There’s a dark silhouette of someone seated on the fire escape.
“I have to know—what was in the package?” Ari barely gets the words out before breaking into giggles and then actual hiccups. “Please let it be a clown costume.”
Josh takes a few cautious steps toward the window. “Are you stalking me?”
“I was here first.” She’s wearing an enormous parka, probably pillaged from the bed, holding a mostly full bottle of some sickly pink wine. “I was sweating in there. Needed some fresh air.”
“Right. The crisp, clean scent of air pollution from the Con Edison plant.” He leans his head out the window, not feeling confident enough in the structural integrity of the fire escape to share it. “So I’m ‘Tall Nightmare Sweater Man’? Is that one of Radhya’s charming nicknames?”
“No,” she says, taking a swig directly from the wine bottle. “You earned that title long before you fired my best friend over a piece of duck.”
“It wasn’t just a piece of duck. It’s about respect.” He takes a deep breath. “I heard Radhya’s working at Frenchette, so I’d say she’s just fine.”
Ari rolls her eyes. “She probably could’ve been an executive chef by now if she also had a famous dad—”
“Famous?” He lets out a bitter little snort. “The only thing he was famous for was kicking out anyone who asked for ketchup with their latkes.” It’s still strange to say it in past tense. Ari raises her eyebrows, as if clocking the change, but he’s grateful she doesn’t ask any questions or try to offer condolences. “I’m about to launch my own fine dining restaurant in the Brodsky’s space. A tasting room. My menu. My vision. And no latkes.” He doesn’t know why he feels the need to tell her this, where this desire for validation comes from. “It has nothing to do with my dad.”

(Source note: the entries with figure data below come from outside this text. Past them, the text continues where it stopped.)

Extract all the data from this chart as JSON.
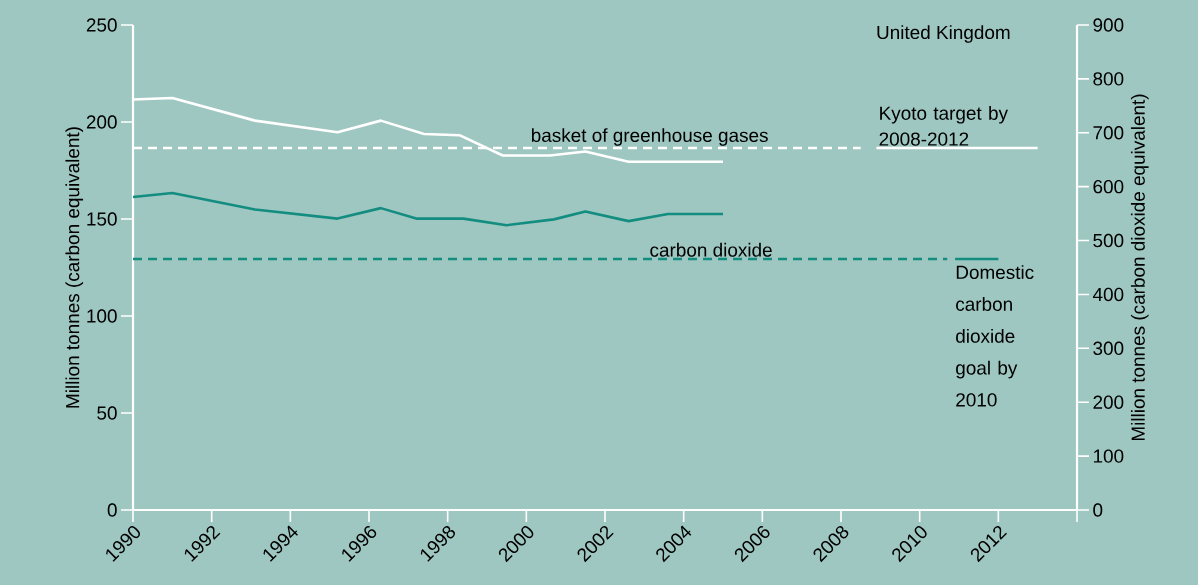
{
  "chart_data": {
    "type": "line",
    "title": "United Kingdom",
    "ylabel": "Million tonnes (carbon equivalent)",
    "y2label": "Million tonnes (carbon dioxide equivalent)",
    "xlim": [
      1990,
      2014
    ],
    "xticks": [
      1990,
      1992,
      1994,
      1996,
      1998,
      2000,
      2002,
      2004,
      2006,
      2008,
      2010,
      2012,
      {
        "value": 2014,
        "label": null
      }
    ],
    "ylim": [
      0,
      250
    ],
    "yticks": [
      0,
      50,
      100,
      150,
      200,
      250
    ],
    "y2lim": [
      0,
      900
    ],
    "y2ticks": [
      0,
      100,
      200,
      300,
      400,
      500,
      600,
      700,
      800,
      900
    ],
    "grid": false,
    "marker": "none",
    "series": [
      {
        "color": "#ffffff",
        "line_style": "solid",
        "x": [
          1990,
          1991,
          1993.1,
          1995.2,
          1996.3,
          1997.4,
          1998.3,
          1999.4,
          2000.6,
          2001.5,
          2002.6,
          2005
        ],
        "values": [
          211.6,
          212.4,
          200.7,
          194.7,
          200.7,
          193.8,
          193.2,
          182.7,
          182.7,
          184.8,
          179.5,
          179.5
        ]
      },
      {
        "color": "#138d80",
        "line_style": "solid",
        "x": [
          1990,
          1991,
          1993.1,
          1995.2,
          1996.3,
          1997.2,
          1998.4,
          1999.5,
          2000.7,
          2001.5,
          2002.6,
          2003.6,
          2005
        ],
        "values": [
          161.3,
          163.4,
          154.9,
          150.2,
          155.6,
          150.2,
          150.2,
          146.8,
          149.8,
          153.9,
          148.9,
          152.6,
          152.6
        ]
      },
      {
        "name": "basket of greenhouse gases",
        "color": "#ffffff",
        "line_style": "dashed",
        "x": [
          1990,
          2008.5
        ],
        "values": [
          186.6,
          186.6
        ]
      },
      {
        "color": "#ffffff",
        "line_style": "solid",
        "x": [
          2008.9,
          2013
        ],
        "values": [
          186.6,
          186.6
        ]
      },
      {
        "name": "carbon dioxide",
        "color": "#138d80",
        "line_style": "dashed",
        "x": [
          1990,
          2010.7
        ],
        "values": [
          129.4,
          129.4
        ]
      },
      {
        "color": "#138d80",
        "line_style": "solid",
        "x": [
          2010.9,
          2012
        ],
        "values": [
          129.4,
          129.4
        ]
      }
    ],
    "annotations": [
      {
        "text": "Kyoto target by 2008-2012",
        "x": 2008.9,
        "y": 186.6
      },
      {
        "text": "Domestic carbon dioxide goal by 2010",
        "x": 2010.9,
        "y": 129.4
      }
    ]
  }
}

Ari nods slowly. “You inherited a restaurant, and it has nothing to do with your dad, who definitely wasn’t a New York icon. Right. Totally level playing field.” She takes another drink. “Sorry, but I’ll probably miss that opening. I only patronize establishments that offer fried potatoes.”
“I wouldn’t invite someone who likes to harass chefs in their kitchens.”
She shrugs. “I did yell at Mario Batali on Sixth Avenue and he almost fell off his moped.”
Josh laughs despite himself.
“Wine?” She thrusts the bottle in his direction. “I found it on the counter.”
He examines the label. “Who shows up to a party with Trader Joe’s white zinfandel?”
“Don’t talk that way about the wine retailer of the proletariat,” Ari mutters.
He should duck his head back inside and leave. Wait for an Uber outside. There’s no reason to continue exchanging barbs with her. But something inside him—force of will, sheer stubbornness, pride—won’t let her have the last word.
Josh clears his throat. “I suppose I owe you congratulations on your complete ideological U-turn toward monogamy.”
“Of course you’d assume we’re monogamous,” she replies, staring at a brightly lit roof party in the distance.